The Bostonians

James Ivory directs Madeleine Potter and Vanessa Redgrave
I've been trying to come to terms with James Ivory as we both near the slow, lurching dance to the grave. I found his work, as I watched it in my youth, overly refined and visually dull. Merchant Ivory was too Apollonian for me while I was enjoying the Dionysian frenzy of Evil Dead, Mad Max, and Possession. The Bostonians, released in 1984, is a Henry James adaptation that is respectful and suitably repressed. I won't conjecture on Ivory's childhood in Oregon, but his hometown of Klamath Falls was and is the very definition of the sticks. Ivory's deliberate and visually chaste style jibes better with straitlaced period dramas than more modern and unbuttoned fare: I would cite Jane Austen in Manhattan, Slaves of New York, and Le Divorce, all failures, as evidence. In the Twentieth Century, I thought the Merchant Ivory team's tradition of quality approach was retrograde cinema. It is telling that The Bostonians was partly financed by both the BBC and Boston's WGBH. However, I find the Merchant Ivory films, even their failures, more interesting than I did at the time and The Bostonians is a relative success.

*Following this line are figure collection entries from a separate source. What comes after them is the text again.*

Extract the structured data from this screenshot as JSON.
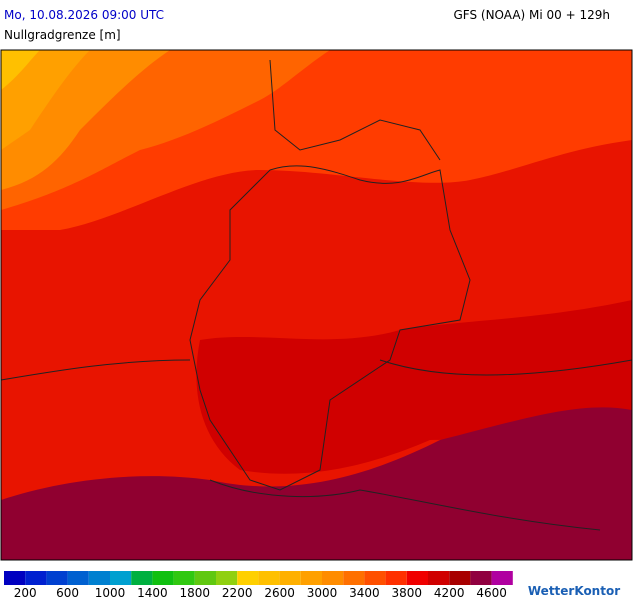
{
  "header": {
    "left": "Mo, 10.08.2026 09:00 UTC",
    "right": "GFS (NOAA) Mi 00 + 129h",
    "subtitle": "Nullgradgrenze [m]"
  },
  "colorbar": {
    "colors": [
      "#0000c0",
      "#0020d0",
      "#0040d0",
      "#0060d0",
      "#0080d0",
      "#00a0d0",
      "#00b040",
      "#10c010",
      "#30c810",
      "#60c810",
      "#90d010",
      "#ffd000",
      "#ffc000",
      "#ffb000",
      "#ffa000",
      "#ff8c00",
      "#ff7000",
      "#ff5000",
      "#ff3000",
      "#f00000",
      "#d00000",
      "#a80000",
      "#900040",
      "#b000a0"
    ],
    "ticks": [
      200,
      600,
      1000,
      1400,
      1800,
      2200,
      2600,
      3000,
      3400,
      3800,
      4200,
      4600
    ]
  },
  "logo": "WetterKontor"
}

For those who have not waded through the thicket of this book's prose or would prefer not to, The Bostonians is a love triangle set in New England and New York in the mid-1870s. Young Verena Tarrant (Madeleine Potter) enters a domestic relationship with the older Olive Chancellor (Vanessa Redgrave) united by love and a commitment to feminism. Verena, the daughter of a mesmeric healer, is a powerful speaker and a boon to the nascent suffragette movement. She attracts male attention, some of which has been wisely elided by screenwriter and Merchant Ivory mainstay Ruth Prawer Jhabvala. The third point in the triangle is Basil Ransome, a Southern born lawyer based in New York and distant cousin of Olive's. The names of the characters exemplify their essence as in Dickens whose The Pickwick Papers makes a cameo appearance. A virile war veteran vies with a New England spinster for the soul of America. Male is contrasted with female, reaction with progression. Self-interest with idealism and private life with a public one. I could go on and on as, doubtless, others have in countless academic tomes. The denouement is inevitable as love conquers all and biology proves to be destiny.

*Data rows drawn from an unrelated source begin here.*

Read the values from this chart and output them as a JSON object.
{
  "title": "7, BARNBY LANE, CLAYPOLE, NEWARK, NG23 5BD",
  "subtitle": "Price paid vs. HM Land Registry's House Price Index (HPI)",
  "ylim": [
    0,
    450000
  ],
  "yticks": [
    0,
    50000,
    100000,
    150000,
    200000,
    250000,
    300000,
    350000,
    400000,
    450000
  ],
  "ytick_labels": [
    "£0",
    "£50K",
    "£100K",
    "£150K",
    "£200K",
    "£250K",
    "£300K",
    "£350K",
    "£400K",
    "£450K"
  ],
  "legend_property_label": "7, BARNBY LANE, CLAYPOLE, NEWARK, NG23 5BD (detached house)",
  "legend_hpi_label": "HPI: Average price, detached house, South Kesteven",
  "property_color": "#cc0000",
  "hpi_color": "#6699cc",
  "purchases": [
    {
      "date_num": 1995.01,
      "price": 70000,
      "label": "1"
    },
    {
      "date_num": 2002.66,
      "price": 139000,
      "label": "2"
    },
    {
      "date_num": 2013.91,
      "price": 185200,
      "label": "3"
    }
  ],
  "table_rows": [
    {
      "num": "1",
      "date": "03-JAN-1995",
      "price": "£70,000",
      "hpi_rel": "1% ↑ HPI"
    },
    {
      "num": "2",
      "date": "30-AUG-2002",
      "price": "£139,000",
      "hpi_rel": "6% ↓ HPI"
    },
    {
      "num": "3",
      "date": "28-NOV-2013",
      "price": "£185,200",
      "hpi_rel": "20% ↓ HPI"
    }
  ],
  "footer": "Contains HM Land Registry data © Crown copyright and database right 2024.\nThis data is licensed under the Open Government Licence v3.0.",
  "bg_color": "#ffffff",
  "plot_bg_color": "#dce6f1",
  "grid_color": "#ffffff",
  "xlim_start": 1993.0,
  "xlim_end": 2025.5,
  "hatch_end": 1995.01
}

The film ameliorates the sting of James' satire of New England, with its quirky devotion to progressive causes, homeopathy, and spiritualism. The film manages to portray a simulacrum of centennial Americana with patriotic songs, fireworks, and lovely seaside vistas that recall Winslow Homer. The cinematography by Walter Lassally was justly praised, but the ramshackle nature of Merchant Ivory productions, Christopher Reeve's agent described them as "wandering minstrels", has its drawbacks. The lighting is spotty and a few outdoor shots cry out for a crane, but such was the threadbare reality for these intrepid independents. Richard Robbins, the most under sung member of the Merchant Ivory menage, offers an effective score that ranges from original music to Wagner to Edgar Poe. 
Madeleine Potter and Christopher Reeve
The best asset of the film is its superb supporting players, all well cast and spot on: Linda Hunt, Nancy Marchand, Wallace Shawn, Wesley Addy, Nancy New, and Jessica Tandy who alone could away with intoning James' batty bromides. Madeleine Potter captures the youthful pluck of Verena, but not the charisma that charms multitudes. Christopher Reeve is always a little wooden, but so is his character who is enamored with his own false sense of rectitude. Reeve was a big, hulking, athletic guy. Physically he is perfect, a fox in the henhouse, but his Southern demeanor and accent are not convincing. Scenes that should have an emotional impact, such as Basil visiting Harvard's memorial to the Civil War dead, don't register. It grieves me to criticize Reeve because he appears to have been an utter gentleman. On the other hand, there is Vanessa Redgrave who jousted with Ivory during filming. In a recent documentary, Stephen Soucy's very good Merchant Ivory, Ms. Redgrave shows she hasn't mellowed by ripping into her interviewer and I would not mess with her whether she was holding an AK-47 or not. Nevertheless, she was one of the most brilliant actresses of her generation and she displays her mastery here. Her lustrous hair pinned back tight, Redgrave looks and behaves, as Olive describes herself, "awkward and dry." Pauline Kael wrote that Redgrave's performance was the only thing she liked about the film.

I have a more positive appreciation of the film, but do acknowledge its moments of drawing room torpor. However, that dovetails with the work's examinations of the strictures of a privileged American life. Ivory and his associates takes pains to show how sweltering life was in American cities in the 19th century. The ladies are swaddled in a ridiculous number of layers that they are eager to discard as soon as they are in private quarters. The strictures of society are literally impinged on female bodies. Ivory's chaste style remains more suited to the corsets of repression than the loosed bonds of Romantic extasy.